Где-то вдалеке, за холмом, громыхнул гром, по кустам захлопали крупные капли — звонкие, словно разноцветные. После такого дождя Юльке всегда хотелось пошарить под деревьями, отыскать на земле прозрачные капли-камешки…

Наконец ей удалось выбраться к деревянной сцене-раковине, мимо которой вчера тащила ее к беседке Дюк. На дощатом полу сцены валялись залетевшие с деревьев листья. Юльке вспомнилась последняя смена в пионерском лагере, когда осень уже на носу и в лагере все выглядит бесприютным и заброшенным. Она на цыпочках пошла через «зрительный зал» несколько садовых скамеек, сдвинутых в неровные ряды, но не успела пройти и десяти шагов, как хлынул ливень. Она добежала до сцены и взлетела по скрипучим ступенькам под крышу. Промокла она до последней ниточки, но странно — плиссе на юбке теперь ее уже не беспокоило так, как позавчера, когда она у ларечка неподалеку от больницы ела колбасу и ругалась.

Она прижалась к вогнутой стенке сцены, стараясь быть незаметной чтобы ее не увидел кто-нибудь из парка. Она боялась попасться на глаза кому-нибудь раньше, чем она покажется самой Дюк…

Дождь не кончался, продолжал с силой хлестать по звонкой покатой крыше сцены, но склонившееся к самому горизонту солнце вдруг прорвалось сквозь блестящую листву и круглым ярким пятном легло Юльке под ноги. Прижатое тучей почти к самому горизонту, оно было ярко-оранжевого цвета как огромный прожектор. Юльке вдруг подумалось, что ей никогда еще не приходилось стоять вот так — на сцене в свете яркого луча… А шум дождя это шум зрительного зала, не затихшего после оваций. Еще не придуманная Юлькой музыка жила в нем!

Она осторожно подошла к краю сцены, ливень сейчас же забарабанил по ее плечам и тут же отступил — то ли ветер отогнал его в сторону, то ли гроза начала стихать. А музыка, жившая в нем до сих пор, ушла от него к Юльке. Юлька шепотом запела.

Она запела песню о трех товарищах из города Эн, замученных фашистами. Это была самая грустная песня на свете из всех песен, которые знала Юлька:

Жили три друга-товарища В маленьком городе Эн. Были три друга-товарища Взяты фашистами в плен…
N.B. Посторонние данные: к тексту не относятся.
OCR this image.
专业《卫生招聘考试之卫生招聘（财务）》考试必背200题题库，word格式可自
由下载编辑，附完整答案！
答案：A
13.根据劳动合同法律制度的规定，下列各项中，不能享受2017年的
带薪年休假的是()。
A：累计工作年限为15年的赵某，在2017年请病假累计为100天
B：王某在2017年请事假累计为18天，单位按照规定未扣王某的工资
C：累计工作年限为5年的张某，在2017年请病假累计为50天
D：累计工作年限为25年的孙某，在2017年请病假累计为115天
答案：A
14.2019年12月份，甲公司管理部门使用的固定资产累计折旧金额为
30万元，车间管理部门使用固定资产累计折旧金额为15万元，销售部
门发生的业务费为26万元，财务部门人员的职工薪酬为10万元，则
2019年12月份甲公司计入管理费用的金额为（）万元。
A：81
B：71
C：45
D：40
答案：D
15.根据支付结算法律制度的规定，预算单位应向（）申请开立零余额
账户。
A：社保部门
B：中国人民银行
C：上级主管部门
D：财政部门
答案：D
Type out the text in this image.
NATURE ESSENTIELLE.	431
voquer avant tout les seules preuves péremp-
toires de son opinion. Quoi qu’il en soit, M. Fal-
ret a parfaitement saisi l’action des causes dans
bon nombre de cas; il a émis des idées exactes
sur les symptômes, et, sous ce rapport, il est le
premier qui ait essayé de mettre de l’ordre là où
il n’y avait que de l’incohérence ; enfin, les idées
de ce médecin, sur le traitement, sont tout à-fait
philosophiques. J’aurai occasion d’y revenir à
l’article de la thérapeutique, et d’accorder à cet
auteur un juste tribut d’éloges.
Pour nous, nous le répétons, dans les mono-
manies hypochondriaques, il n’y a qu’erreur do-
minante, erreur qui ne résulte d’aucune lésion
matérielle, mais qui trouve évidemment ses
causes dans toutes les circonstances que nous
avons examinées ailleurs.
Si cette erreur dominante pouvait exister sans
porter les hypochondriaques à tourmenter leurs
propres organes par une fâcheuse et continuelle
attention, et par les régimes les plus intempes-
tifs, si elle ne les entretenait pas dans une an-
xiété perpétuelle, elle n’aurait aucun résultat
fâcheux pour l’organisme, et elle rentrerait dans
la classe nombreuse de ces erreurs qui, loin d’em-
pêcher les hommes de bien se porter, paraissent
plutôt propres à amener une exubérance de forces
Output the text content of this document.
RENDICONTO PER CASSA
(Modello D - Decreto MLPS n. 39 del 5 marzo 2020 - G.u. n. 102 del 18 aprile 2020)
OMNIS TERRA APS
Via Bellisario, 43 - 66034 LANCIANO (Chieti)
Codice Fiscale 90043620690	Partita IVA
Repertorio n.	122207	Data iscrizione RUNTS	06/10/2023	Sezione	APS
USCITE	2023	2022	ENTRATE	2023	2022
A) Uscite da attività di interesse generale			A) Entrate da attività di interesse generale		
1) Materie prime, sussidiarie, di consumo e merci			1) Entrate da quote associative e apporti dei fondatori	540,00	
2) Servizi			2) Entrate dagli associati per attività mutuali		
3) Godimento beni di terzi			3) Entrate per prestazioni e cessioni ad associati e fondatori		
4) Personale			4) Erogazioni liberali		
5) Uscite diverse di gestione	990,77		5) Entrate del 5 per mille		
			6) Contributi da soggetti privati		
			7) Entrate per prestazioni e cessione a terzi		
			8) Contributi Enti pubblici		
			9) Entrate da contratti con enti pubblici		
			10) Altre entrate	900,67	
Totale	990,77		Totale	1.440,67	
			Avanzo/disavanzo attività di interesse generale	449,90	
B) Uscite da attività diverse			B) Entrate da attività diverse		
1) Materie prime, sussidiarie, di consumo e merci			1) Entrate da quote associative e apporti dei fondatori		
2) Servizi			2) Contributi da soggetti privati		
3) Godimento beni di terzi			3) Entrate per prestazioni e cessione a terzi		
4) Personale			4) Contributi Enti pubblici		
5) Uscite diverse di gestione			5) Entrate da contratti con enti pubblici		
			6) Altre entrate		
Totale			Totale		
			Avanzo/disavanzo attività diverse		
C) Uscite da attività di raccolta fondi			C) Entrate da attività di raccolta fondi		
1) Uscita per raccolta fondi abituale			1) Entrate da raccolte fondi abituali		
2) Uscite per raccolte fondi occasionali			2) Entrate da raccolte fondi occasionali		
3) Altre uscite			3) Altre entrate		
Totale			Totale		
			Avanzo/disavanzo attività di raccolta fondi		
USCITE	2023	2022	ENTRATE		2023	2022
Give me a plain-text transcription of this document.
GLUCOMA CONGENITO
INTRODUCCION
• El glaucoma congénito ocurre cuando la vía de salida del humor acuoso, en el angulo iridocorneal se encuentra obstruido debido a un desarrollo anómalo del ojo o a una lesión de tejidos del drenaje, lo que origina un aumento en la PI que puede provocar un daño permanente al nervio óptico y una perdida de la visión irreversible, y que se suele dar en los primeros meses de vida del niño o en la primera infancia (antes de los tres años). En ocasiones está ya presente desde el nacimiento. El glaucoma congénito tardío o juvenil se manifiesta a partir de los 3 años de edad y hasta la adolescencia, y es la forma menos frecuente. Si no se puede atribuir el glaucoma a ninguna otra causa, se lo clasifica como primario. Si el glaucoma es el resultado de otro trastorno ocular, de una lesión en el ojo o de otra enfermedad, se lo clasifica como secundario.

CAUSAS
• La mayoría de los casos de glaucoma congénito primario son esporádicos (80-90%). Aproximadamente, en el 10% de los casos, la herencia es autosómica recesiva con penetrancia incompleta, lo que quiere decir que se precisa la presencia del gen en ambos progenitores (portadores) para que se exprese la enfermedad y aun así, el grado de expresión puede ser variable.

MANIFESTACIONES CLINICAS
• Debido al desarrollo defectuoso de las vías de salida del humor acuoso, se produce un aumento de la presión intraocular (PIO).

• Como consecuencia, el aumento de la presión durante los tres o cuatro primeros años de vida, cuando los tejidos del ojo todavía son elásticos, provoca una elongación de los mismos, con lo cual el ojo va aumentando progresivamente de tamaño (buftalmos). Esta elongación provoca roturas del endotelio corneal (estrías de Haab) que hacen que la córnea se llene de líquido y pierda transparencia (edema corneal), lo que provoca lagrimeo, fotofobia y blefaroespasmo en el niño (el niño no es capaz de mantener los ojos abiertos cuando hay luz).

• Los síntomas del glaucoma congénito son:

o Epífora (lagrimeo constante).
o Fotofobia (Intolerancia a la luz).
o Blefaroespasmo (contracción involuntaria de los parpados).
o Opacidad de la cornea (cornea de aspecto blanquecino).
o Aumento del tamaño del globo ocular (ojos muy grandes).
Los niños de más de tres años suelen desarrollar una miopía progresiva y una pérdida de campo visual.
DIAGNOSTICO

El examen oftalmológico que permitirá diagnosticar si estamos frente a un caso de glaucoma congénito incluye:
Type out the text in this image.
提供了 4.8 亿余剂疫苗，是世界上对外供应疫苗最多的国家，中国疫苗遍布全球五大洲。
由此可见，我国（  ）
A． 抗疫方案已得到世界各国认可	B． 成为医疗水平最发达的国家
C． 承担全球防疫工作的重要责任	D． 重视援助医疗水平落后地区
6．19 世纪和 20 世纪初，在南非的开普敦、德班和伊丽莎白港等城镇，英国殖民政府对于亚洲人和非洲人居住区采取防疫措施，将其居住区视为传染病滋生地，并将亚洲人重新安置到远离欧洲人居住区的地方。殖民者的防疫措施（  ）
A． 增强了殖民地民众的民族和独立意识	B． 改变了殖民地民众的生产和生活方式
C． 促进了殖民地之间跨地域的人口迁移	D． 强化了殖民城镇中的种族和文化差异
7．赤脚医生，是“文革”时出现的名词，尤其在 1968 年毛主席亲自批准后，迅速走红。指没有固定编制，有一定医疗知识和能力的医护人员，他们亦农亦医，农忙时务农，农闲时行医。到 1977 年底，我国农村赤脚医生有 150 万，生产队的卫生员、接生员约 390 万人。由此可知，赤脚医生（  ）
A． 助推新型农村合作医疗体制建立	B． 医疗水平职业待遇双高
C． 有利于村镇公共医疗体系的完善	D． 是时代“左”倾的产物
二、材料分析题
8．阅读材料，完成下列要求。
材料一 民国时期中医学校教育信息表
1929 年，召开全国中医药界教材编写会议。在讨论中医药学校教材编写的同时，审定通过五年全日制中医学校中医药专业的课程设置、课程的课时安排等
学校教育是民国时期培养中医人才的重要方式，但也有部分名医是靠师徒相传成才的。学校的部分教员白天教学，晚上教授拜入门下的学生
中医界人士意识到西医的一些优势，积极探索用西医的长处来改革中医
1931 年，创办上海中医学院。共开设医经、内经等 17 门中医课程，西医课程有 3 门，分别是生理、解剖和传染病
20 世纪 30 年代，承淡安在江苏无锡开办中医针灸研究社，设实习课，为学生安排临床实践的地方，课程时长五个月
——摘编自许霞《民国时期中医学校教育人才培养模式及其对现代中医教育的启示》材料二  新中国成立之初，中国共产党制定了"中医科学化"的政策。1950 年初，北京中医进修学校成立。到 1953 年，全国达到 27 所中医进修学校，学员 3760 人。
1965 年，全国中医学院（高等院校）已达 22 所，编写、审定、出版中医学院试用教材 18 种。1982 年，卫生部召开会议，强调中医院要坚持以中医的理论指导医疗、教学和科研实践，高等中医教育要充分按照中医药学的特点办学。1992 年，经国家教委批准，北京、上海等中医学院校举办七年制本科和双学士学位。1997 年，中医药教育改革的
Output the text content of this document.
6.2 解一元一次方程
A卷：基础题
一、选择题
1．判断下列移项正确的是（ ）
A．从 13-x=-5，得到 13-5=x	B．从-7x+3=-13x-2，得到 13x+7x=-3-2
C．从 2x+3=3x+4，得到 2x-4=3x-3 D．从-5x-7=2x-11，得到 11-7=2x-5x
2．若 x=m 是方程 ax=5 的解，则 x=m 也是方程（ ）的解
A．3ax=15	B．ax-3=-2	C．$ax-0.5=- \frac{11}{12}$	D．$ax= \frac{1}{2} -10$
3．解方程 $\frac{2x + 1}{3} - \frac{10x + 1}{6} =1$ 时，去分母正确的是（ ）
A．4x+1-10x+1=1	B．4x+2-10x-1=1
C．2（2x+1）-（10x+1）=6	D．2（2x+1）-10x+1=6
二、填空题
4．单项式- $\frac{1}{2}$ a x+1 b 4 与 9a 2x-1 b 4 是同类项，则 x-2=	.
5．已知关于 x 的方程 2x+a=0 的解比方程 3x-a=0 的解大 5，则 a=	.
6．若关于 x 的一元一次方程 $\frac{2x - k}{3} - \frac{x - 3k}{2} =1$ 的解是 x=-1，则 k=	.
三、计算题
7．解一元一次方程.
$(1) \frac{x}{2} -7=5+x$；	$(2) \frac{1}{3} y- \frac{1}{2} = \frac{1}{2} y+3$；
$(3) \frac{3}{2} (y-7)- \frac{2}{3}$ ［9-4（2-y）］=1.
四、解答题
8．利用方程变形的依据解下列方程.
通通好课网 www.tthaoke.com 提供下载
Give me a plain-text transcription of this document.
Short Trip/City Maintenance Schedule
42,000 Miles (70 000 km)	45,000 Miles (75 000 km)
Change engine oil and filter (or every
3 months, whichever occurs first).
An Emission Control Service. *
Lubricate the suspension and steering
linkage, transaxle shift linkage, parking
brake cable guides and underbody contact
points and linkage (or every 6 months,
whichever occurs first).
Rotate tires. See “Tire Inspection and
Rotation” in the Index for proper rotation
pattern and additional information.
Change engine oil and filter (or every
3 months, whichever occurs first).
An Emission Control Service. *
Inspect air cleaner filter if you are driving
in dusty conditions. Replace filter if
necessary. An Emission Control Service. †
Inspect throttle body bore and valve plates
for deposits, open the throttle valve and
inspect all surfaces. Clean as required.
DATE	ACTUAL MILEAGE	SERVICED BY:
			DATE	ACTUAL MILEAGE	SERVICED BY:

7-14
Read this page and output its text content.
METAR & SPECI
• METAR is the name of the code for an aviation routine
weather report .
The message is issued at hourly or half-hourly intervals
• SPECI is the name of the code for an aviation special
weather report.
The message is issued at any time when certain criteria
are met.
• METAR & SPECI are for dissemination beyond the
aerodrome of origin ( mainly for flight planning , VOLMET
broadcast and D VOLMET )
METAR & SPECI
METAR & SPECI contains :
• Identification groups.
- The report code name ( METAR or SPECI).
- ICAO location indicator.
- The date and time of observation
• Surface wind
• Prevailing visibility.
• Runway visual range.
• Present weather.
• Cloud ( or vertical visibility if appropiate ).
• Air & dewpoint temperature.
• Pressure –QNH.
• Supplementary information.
Словно знакомые колечки синего папиросного дыма поплыли вдруг перед Юлькиными глазами и густым голубым туманом заслонили от нее и зрительный зал, и деревья вокруг него, хотя солнце, все еще лежащее на сцене у ее ног, хорошо освещало и зрительный зал, и парк.

Стали допрашивать первого, Долго пытали его Умер товарищ замученный И не сказал ничего…

Она запела громче. Она сама не знала, что у нее такой сильный и по-мальчишески звонкий голос. В пустых комнатах наедине с домашним эхом он звучал совсем по-другому, приглушенно и робко.

…Третий товарищ не вытерпел, Третий — язык развязал. — Не о чем нам разговаривать! Он перед смертью сказал…

Туча прикрыла солнце, и на несколько секунд оно погасло в Юлькиных глазах. Стало темно, словно в зрительном зале погасили свет. Дождь давно уже не шумел и не бил по крыше, как будто решил послушать, чем же кончится Юлькина песня…

Никогда в жизни Юльке не было так жаль уходящего солнца! И никогда-никогда ей не было так по-настоящему, до горьких слез жалко трех товарищей из города Эн, замученных фашистами… Она не стала петь последний, самый грустный куплет, тихонько спустилась со сцены и пошла через зрительный зал, с трудом выбираясь из лабиринта мокрых скамеек…

— Что же ты не допела?

Вздрогнув, Юлька повернулась на голос.

Слева от нее, прислонившись к мокрому стволу дерева, стоял человек. Он был в старом военном кителе и почти не выделялся на фоне темной зелени, окружившей зрительный зал. Он был невысокий, с седеющей головой, а левая его рука тяжело лежала на груди — там, где сердце, правой же он опирался на палку. На плечах его виднелись темные полоски — следы от дождя — как погоны.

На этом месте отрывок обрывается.